Co-ops with transactions of over Rs 50m to come under scanner

Sat, Jul 6, 2013 12:00 AM on Others, Others,

KATHMANDU, JUL 06 -

The Ministry of Cooperatives and Poverty Alleviation (MoCPA) is planning to scrutinize all savings and credit cooperatives with annual transactions of more than Rs 50 million.

The ministry has asked for the government’s okay to include the plan in its programme for the next fiscal year. According to a source, the ministry will form a comprehensive study team to carry out spot checks of large cooperatives. “A joint inspection team from the MoCPA and the Department of Cooperatives (DoC) along with its district-based division offices will examine the details about the functioning of the cooperatives,” said the source.

There are more than 26,000 cooperatives in the country, 11,000 of which are savings and credit cooperatives. Among them, an estimated 550 cooperatives have transactions valued at more than Rs 50 million annually.

The ministry has planned to probe the cooperatives amid growing anomalies seen in the larger ones. A study of 133 savings and credit cooperatives done by the DoC with support from Nepal Rastra Bank (NRB) also revealed a number of instances of bad corporate governance.

According to the ministry, the inspection team will investigate the management structure of the cooperatives besides analyzing their loan portfolio. “They will be investigated under the PEARLS monitoring system,” said the source. PEARLS is the measure recommended by the World Council of Credit Unions for creditors which the cooperatives are supposed to follow. PEARLS stands for protection of depositors’ money, effective financial structure with lending remaining at 70-80 percent of total assets, asset quality, rate of return and cost, adequate liquidity and sign of growth.

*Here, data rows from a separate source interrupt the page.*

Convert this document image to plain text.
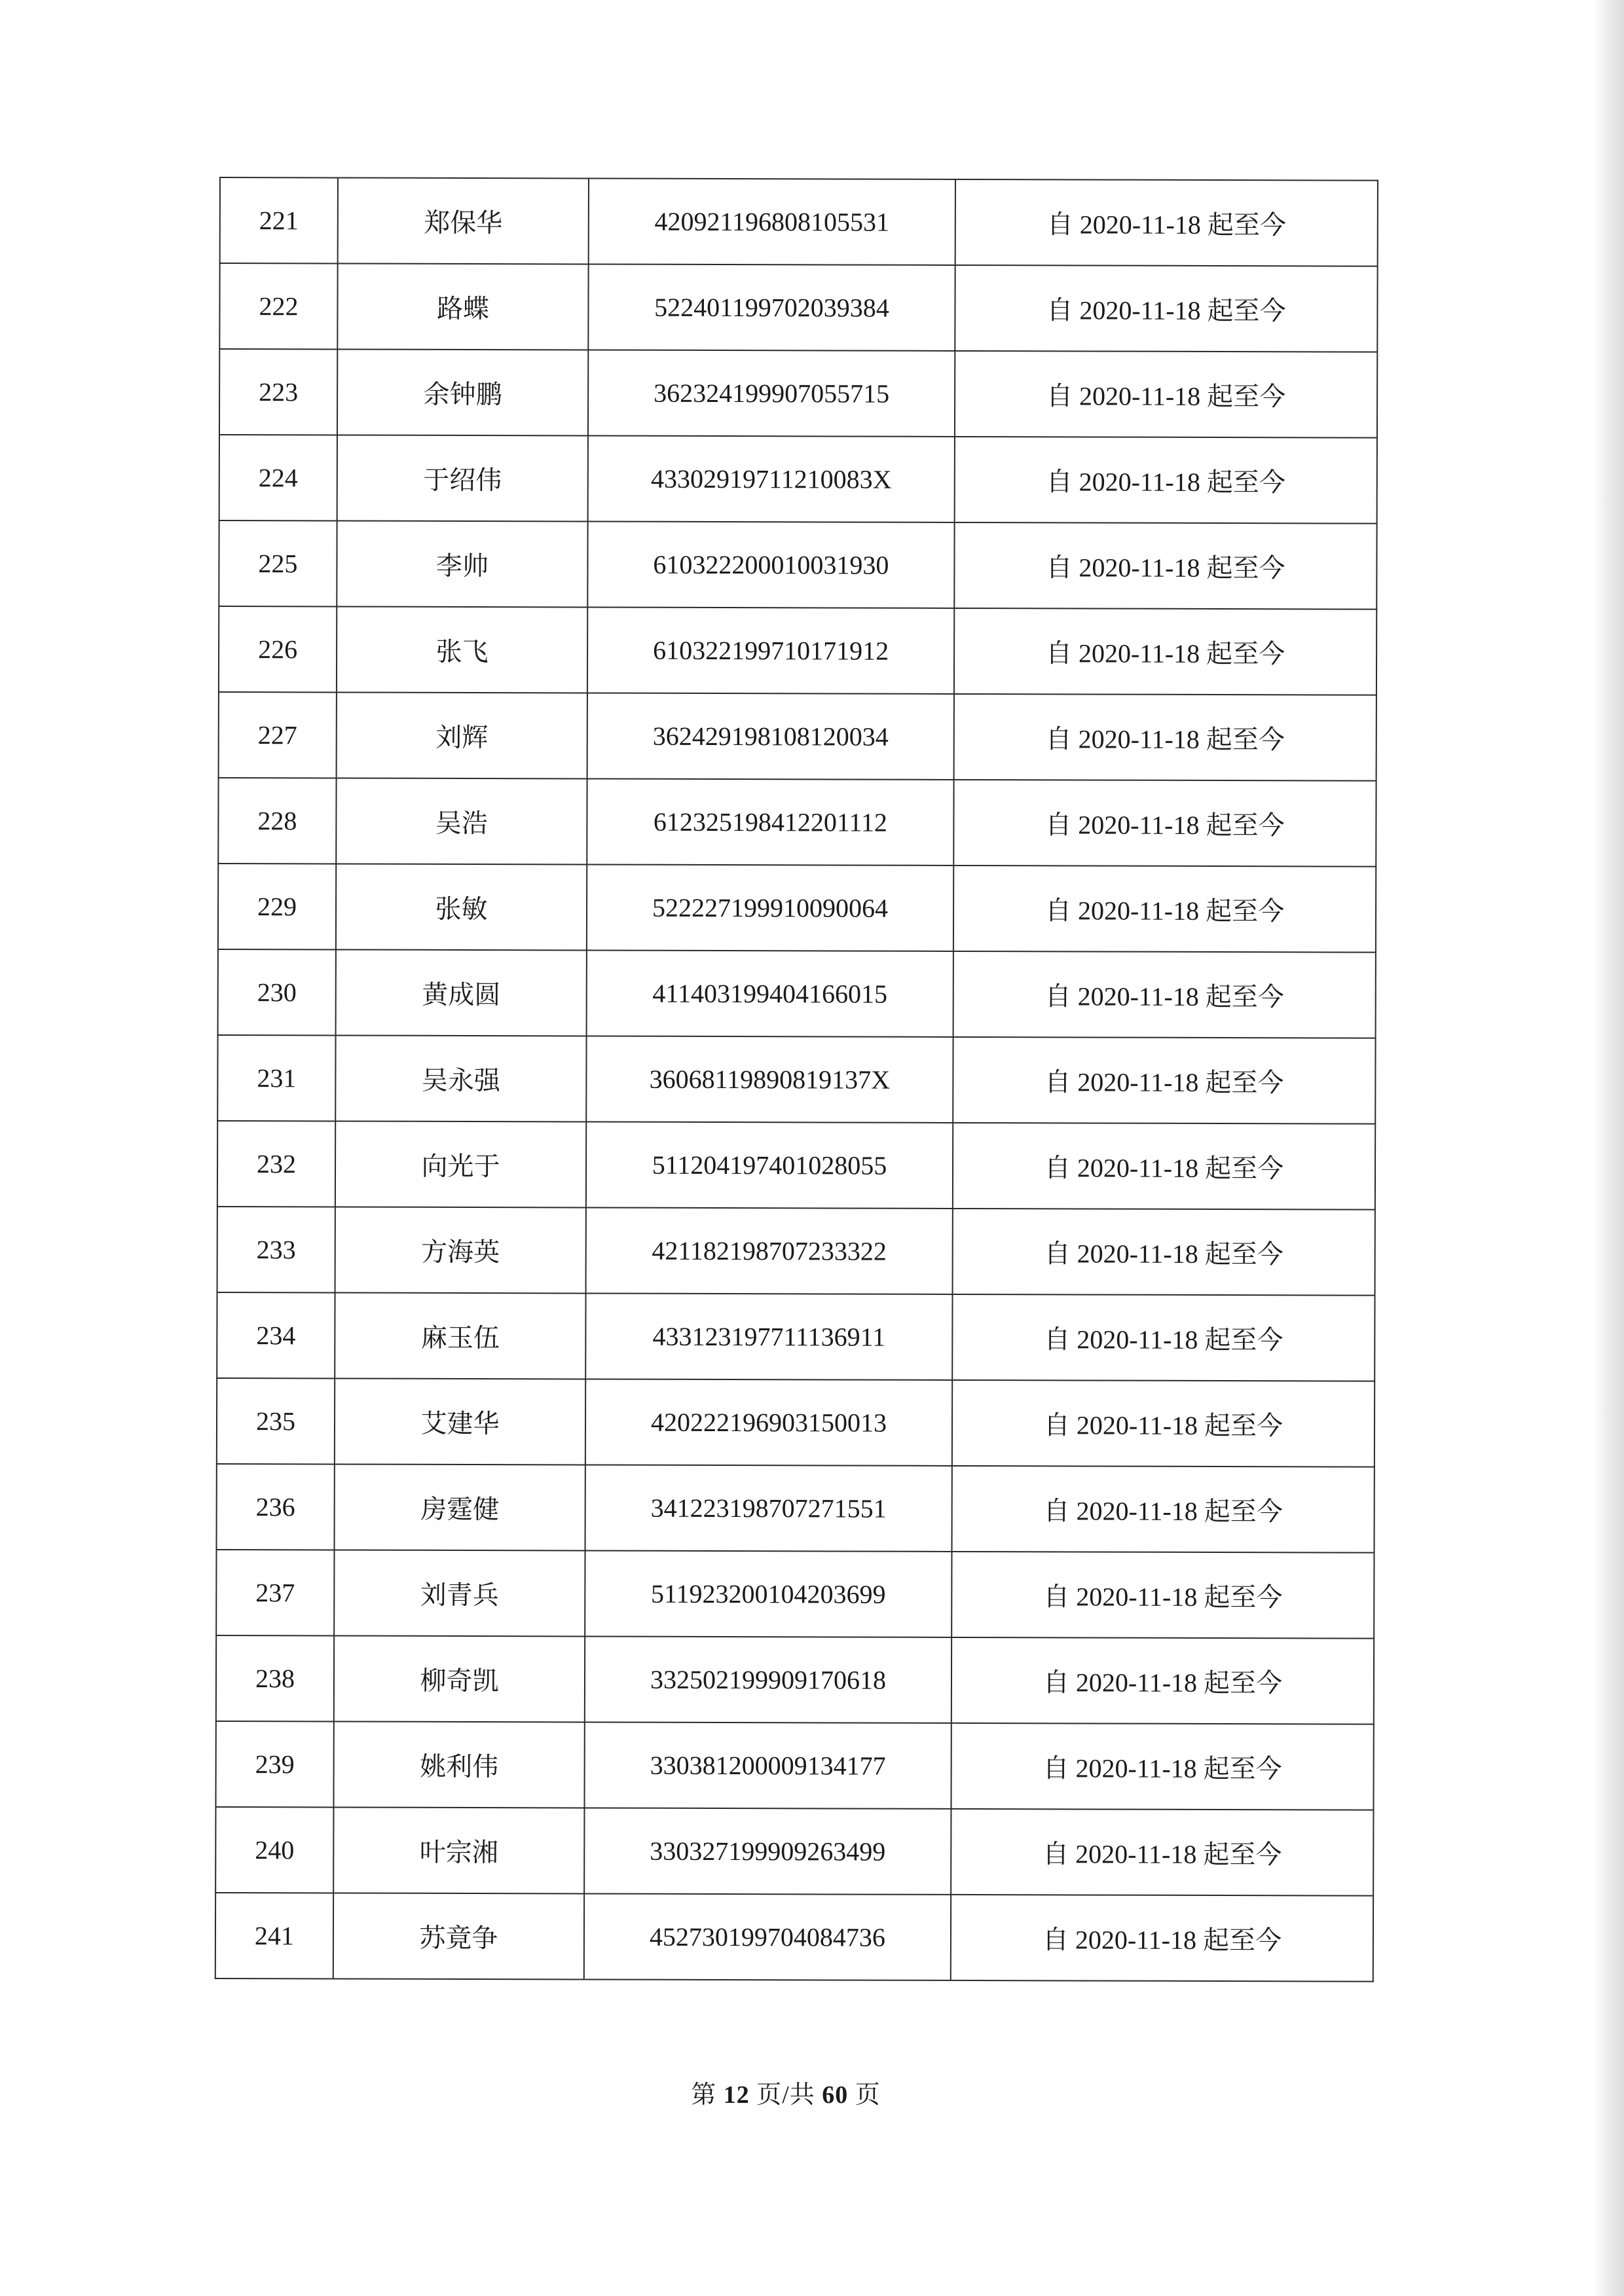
221	郑保华	420921196808105531	自 2020-11-18 起至今
222	路蝶	522401199702039384	自 2020-11-18 起至今
223	余钟鹏	362324199907055715	自 2020-11-18 起至今
224	于绍伟	43302919711210083X	自 2020-11-18 起至今
225	李帅	610322200010031930	自 2020-11-18 起至今
226	张飞	610322199710171912	自 2020-11-18 起至今
227	刘辉	362429198108120034	自 2020-11-18 起至今
228	吴浩	612325198412201112	自 2020-11-18 起至今
229	张敏	522227199910090064	自 2020-11-18 起至今
230	黄成圆	411403199404166015	自 2020-11-18 起至今
231	吴永强	36068119890819137X	自 2020-11-18 起至今
232	向光于	511204197401028055	自 2020-11-18 起至今
233	方海英	421182198707233322	自 2020-11-18 起至今
234	麻玉伍	433123197711136911	自 2020-11-18 起至今
235	艾建华	420222196903150013	自 2020-11-18 起至今
236	房霆健	341223198707271551	自 2020-11-18 起至今
237	刘青兵	511923200104203699	自 2020-11-18 起至今
238	柳奇凯	332502199909170618	自 2020-11-18 起至今
239	姚利伟	330381200009134177	自 2020-11-18 起至今
240	叶宗湘	330327199909263499	自 2020-11-18 起至今
241	苏竟争	452730199704084736	自 2020-11-18 起至今
第 12 页/共 60 页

Meanwhile, the MoCPA is mulling initiating an effective information system for big cooperatives. It plans to order them to submit timely financial reports to the concerned authorities online. The ministry also plans to ask the government to provide land to open multipurpose commercial complexes to be operated by cooperatives at the regional level. The complexes will provide production cooperatives a platform for processing, packaging and selling their products directly. They will also end the role of middleman and benefit farmers directly. “We have asked the government to help open a complex in the Kathmandu valley in the first stage.”

Regarding issues related to the poor, the ministry has planned to expand its survey of the distribution of poverty identity cards in the remaining 50 districts in the next fiscal. According to the ministry, the baseline survey for distributing poverty ID cards has almost finished in the 24 districts selected for the first phase.

The ministry has also sought the government’s approval to initiate the third phase of the West High Hill Poverty Alleviation Programme. The programme, which has targeted improving the living conditions of people belonging to deprived communities, is being implemented in eight remote districts of Seti, Bheri, Rapti and Karnali zones.